Depuis qu’en avril la maison d’édition La Tribu a adressé à LVMH une longue série de questions, les lieutenants d’Arnault ont mis gentiment la pression sur son proprio, le groupe Les Nouveaux Editeurs, d’Arnaud Nourry. Ah ! si Audrey Millet avait été publiée chez Bolloré, les choses auraient été bien plus simples…
Les téléphones se sont mis à vibrer. Nourry a d’abord été approché par un envoyé spécial du groupe de luxe – un intermédiaire qui n’avait pas encore pris connaissance du bouquin mais qui s’intéressait déjà vivement à son avenir, voire à la possibilité qu’il ne paraisse pas… Quelques jours plus tard, François-Henri Pinault, président du conseil d’administration de Kering, recevait à son tour un appel amical.
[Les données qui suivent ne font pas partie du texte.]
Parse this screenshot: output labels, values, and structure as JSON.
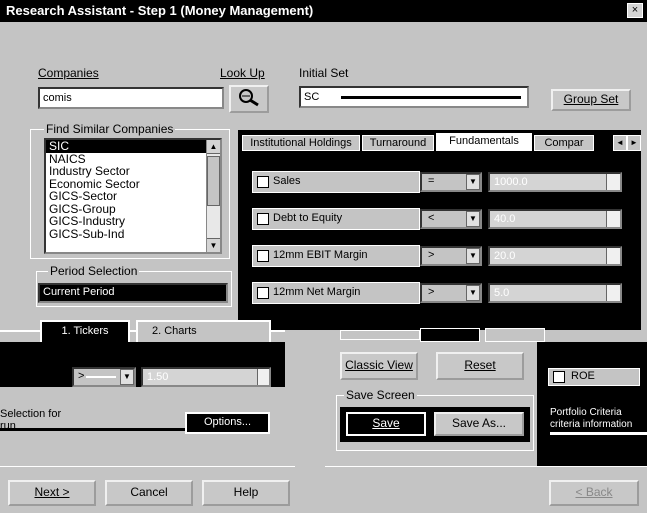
{
  "window": {
    "title": "Research Assistant - Step 1  (Money Management)",
    "close_glyph": "×"
  },
  "companies": {
    "label": "Companies",
    "value": "comis",
    "lookup_label": "Look Up",
    "initial_set_label": "Initial Set",
    "initial_set_value": "SC",
    "group_set_label": "Group Set"
  },
  "find_similar": {
    "legend": "Find Similar Companies",
    "items": [
      "SIC",
      "NAICS",
      "Industry Sector",
      "Economic Sector",
      "GICS-Sector",
      "GICS-Group",
      "GICS-Industry",
      "GICS-Sub-Ind"
    ],
    "selected_index": 0
  },
  "period": {
    "legend": "Period Selection",
    "value": "Current Period"
  },
  "tabs": [
    {
      "label": "Institutional Holdings",
      "active": false
    },
    {
      "label": "Turnaround",
      "active": false
    },
    {
      "label": "Fundamentals",
      "active": true
    },
    {
      "label": "Compar",
      "active": false
    }
  ],
  "criteria": [
    {
      "label": "Sales",
      "operator": "=",
      "value": "1000.0"
    },
    {
      "label": "Debt to Equity",
      "operator": "<",
      "value": "40.0"
    },
    {
      "label": "12mm EBIT Margin",
      "operator": ">",
      "value": "20.0"
    },
    {
      "label": "12mm Net Margin",
      "operator": ">",
      "value": "5.0"
    }
  ],
  "lower_left": {
    "tab1": "1. Tickers",
    "tab2": "2. Charts",
    "combo_value": ">",
    "spin_value": "1.50",
    "text1": "Selection for",
    "text2": "run",
    "options_label": "Options..."
  },
  "view_buttons": {
    "classic_view": "Classic View",
    "reset": "Reset"
  },
  "save_screen": {
    "legend": "Save Screen",
    "save": "Save",
    "save_as": "Save As..."
  },
  "right_panel": {
    "roe_label": "ROE",
    "filter_text1": "Portfolio Criteria",
    "filter_text2": "criteria information"
  },
  "footer": {
    "next": "Next >",
    "cancel": "Cancel",
    "help": "Help",
    "back": "< Back"
  },
  "icons": {
    "lookup": "magnifier-icon",
    "combo_arrow": "▼",
    "scroll_up": "▲",
    "scroll_down": "▼",
    "spin_up": "▲",
    "spin_down": "▼",
    "tab_prev": "◄",
    "tab_next": "►"
  }
}
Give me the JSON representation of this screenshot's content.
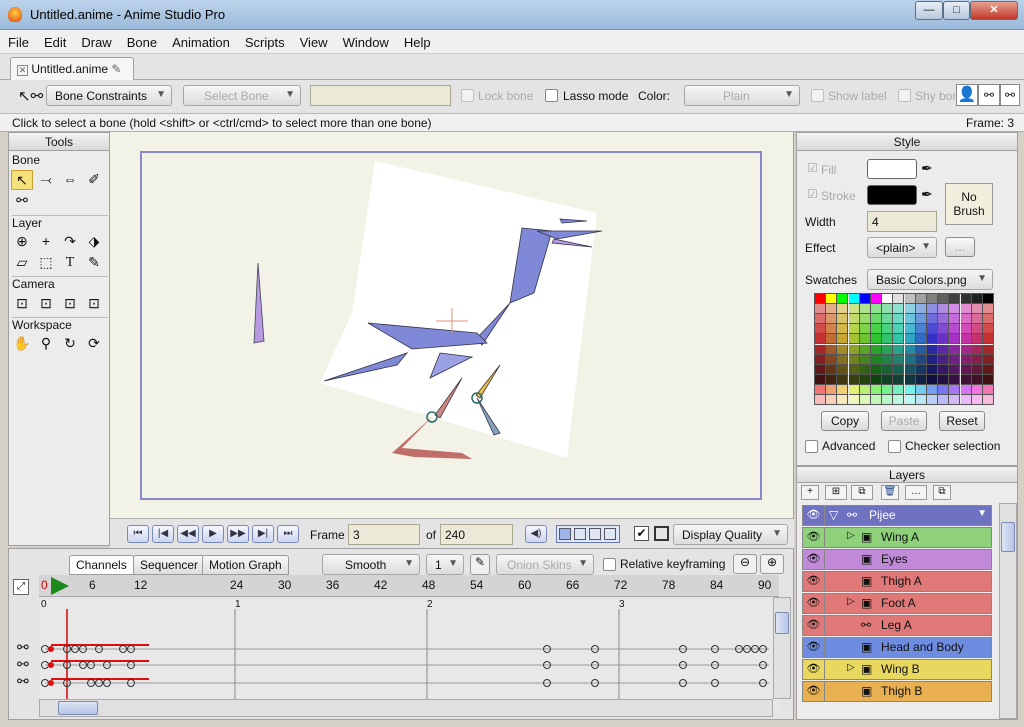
{
  "window": {
    "title": "Untitled.anime - Anime Studio Pro",
    "min": "—",
    "max": "□",
    "close": "✕"
  },
  "menu": [
    "File",
    "Edit",
    "Draw",
    "Bone",
    "Animation",
    "Scripts",
    "View",
    "Window",
    "Help"
  ],
  "doc_tab": {
    "label": "Untitled.anime"
  },
  "toolopts": {
    "bone_constraints": "Bone Constraints",
    "select_bone": "Select Bone",
    "lock_bone": "Lock bone",
    "lasso_mode": "Lasso mode",
    "color_label": "Color:",
    "color_value": "Plain",
    "show_label": "Show label",
    "shy_bones": "Shy bon"
  },
  "status": {
    "message": "Click to select a bone (hold <shift> or <ctrl/cmd> to select more than one bone)",
    "frame": "Frame: 3"
  },
  "tools": {
    "header": "Tools",
    "bone": "Bone",
    "layer": "Layer",
    "camera": "Camera",
    "workspace": "Workspace"
  },
  "playback": {
    "frame_label": "Frame",
    "frame_value": "3",
    "of_label": "of",
    "total": "240",
    "display_quality": "Display Quality"
  },
  "timeline": {
    "tabs": [
      "Channels",
      "Sequencer",
      "Motion Graph"
    ],
    "smooth": "Smooth",
    "interp": "1",
    "onion": "Onion Skins",
    "relative": "Relative keyframing",
    "ruler": [
      "0",
      "6",
      "12",
      "24",
      "30",
      "36",
      "42",
      "48",
      "54",
      "60",
      "66",
      "72",
      "78",
      "84",
      "90"
    ],
    "seconds": [
      "0",
      "1",
      "2",
      "3"
    ]
  },
  "style": {
    "header": "Style",
    "fill": "Fill",
    "stroke": "Stroke",
    "width_label": "Width",
    "width_value": "4",
    "effect_label": "Effect",
    "effect_value": "<plain>",
    "effect_btn": "...",
    "no_brush": "No Brush",
    "swatches_label": "Swatches",
    "swatches_value": "Basic Colors.png",
    "copy": "Copy",
    "paste": "Paste",
    "reset": "Reset",
    "advanced": "Advanced",
    "checker": "Checker selection"
  },
  "layers": {
    "header": "Layers",
    "items": [
      {
        "name": "Pijee",
        "color": "#6e72c0"
      },
      {
        "name": "Wing A",
        "color": "#8fd17a"
      },
      {
        "name": "Eyes",
        "color": "#c08ad8"
      },
      {
        "name": "Thigh A",
        "color": "#e07878"
      },
      {
        "name": "Foot A",
        "color": "#e07878"
      },
      {
        "name": "Leg  A",
        "color": "#e07878"
      },
      {
        "name": "Head and Body",
        "color": "#6e8ce0"
      },
      {
        "name": "Wing B",
        "color": "#e8d860"
      },
      {
        "name": "Thigh B",
        "color": "#e8b050"
      }
    ]
  }
}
Au bout du fil ? Antoine Arnault, le fiston de Bernard, qui lui a demandé, en toute décontraction, s’il avait quelque influence au sein de la maison d’édition…
Il se trouve que, depuis février 2025, la famille Pinault possède 23 % du capital des Nouveaux Editeurs. L’objectif du rejeton Arnault était donc clair : obtenir de Pinault un geste pour que le bouquin sur son paternel ne bénéficie pas d’un lancement médiatique trop appuyé, sous peine de raviver la guéguerre entre les deux familles, jadis opposées dans la prise de contrôle de Gucci. L’actionnaire minoritaire Pinault n’a pas donné suite. Le tirage prévu reste fixé à 18 000 exemplaires, avec l’espoir de pousser jusqu’à 40 000.
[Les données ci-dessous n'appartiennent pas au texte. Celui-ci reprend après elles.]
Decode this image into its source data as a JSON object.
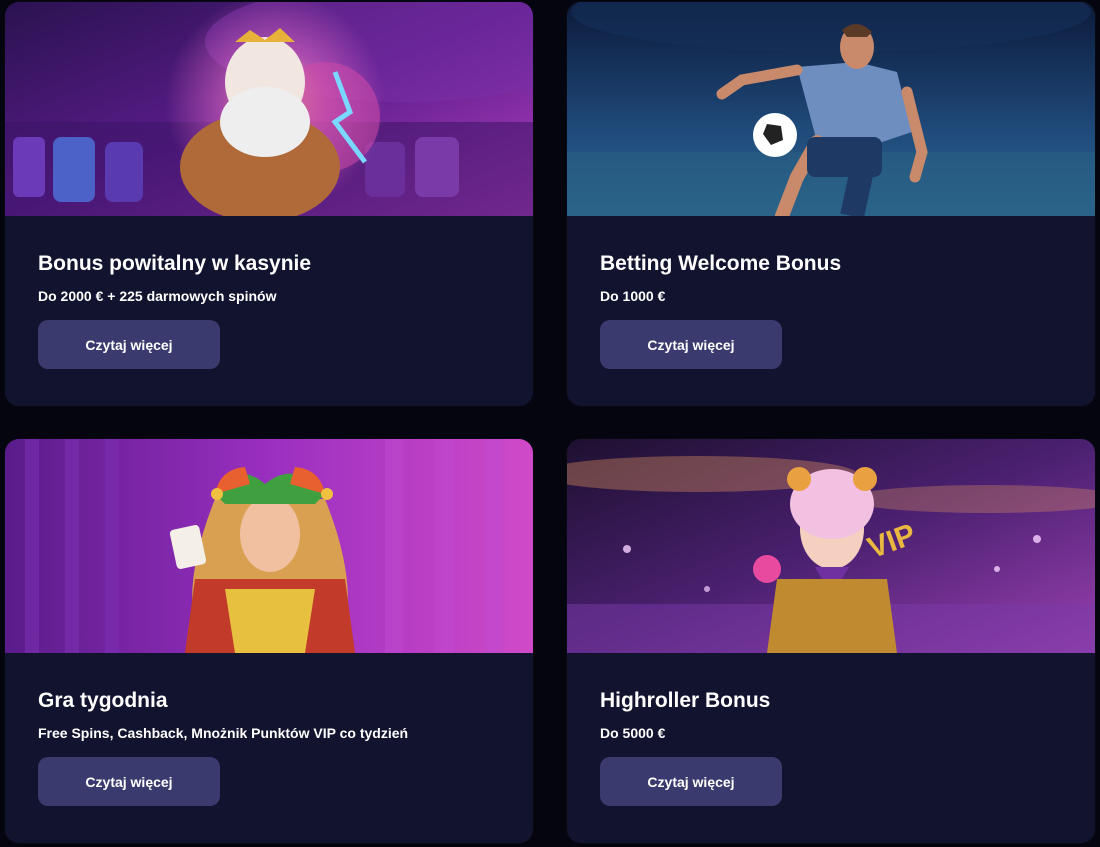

Pourquoi les 394 pages de cette biographie non autorisée agacent-elles la première fortune de France ? De sa plus tendre enfance à sa réussite insolente de milliardaire, en passant par ses ennuis judiciaires, tout est décortiqué ! Ses triomphes incontestables et ses échecs piteux, ses drôles de méthodes d’industriel, ses guerres à mort, ses vilaines barbouzeries (Gucci, Hermès, Fakir…), ses copinages et, désormais, sa tambouille politique bien droitière.
L’autrice, qui revient sur des affaires connues, a, en outre, fourré son nez dans plusieurs archives inédites. Comme celles, savoureuses, du stage militaire obligatoire du jeune polytechnicien Arnault. Sorti 224e sur 325 de l’institution en 1971, le futur champion du capitalisme mondial avait été étrillé par l’Ecole du génie d’Angers, décrochant une note de commandement de… 7 sur 20.
« S'intéresse à ses subordonnés dans la limite de ses obligations » Extrait du dossier militaire de Bernard Arnault, déniché par l'universitaire Audrey Millet
Son dossier militaire « Confidentiel – Personnel officiers » était truffé de compliments bien sentis : « N’a pas le goût de l’effort », « S’acquitte à peu près des tâches qui lui sont confiées », « N’a pas l’autorité suffisante pour s’imposer », « Coopère sans spontanéité », « S'intéresse à ses subordonnés dans la limite de ses obligations », etc. A l’époque, la sentence des galonnés était sans appel : « Inapte à se voir confier un poste de responsabilités. » Ah ! le talent des militaires pour flairer les grands capitaines !
Est-ce l’étalage de ce douloureux passé ou les autres révélations contenues dans le livre d’Audrey Millet qui ont réveillé l’armée LVMH ? Dans deux courriers datés des 5 et 15 mai et adressés à l’éditeur, en réponse à ses questions, les avocats et le directeur juridique de LVMH, Jérôme Sibille, estiment que le livre de Millet « s’apparente à un livre de commande ». Suivez mon regard vers l’ami Pinault… Le soupçon a été brièvement relayé par un média spécialisé dans l’industrie du luxe, « Glitz ». A l’origine, pourtant, ce livre-enquête avait été proposé aux Arènes, éditeur indépendant s’il en est.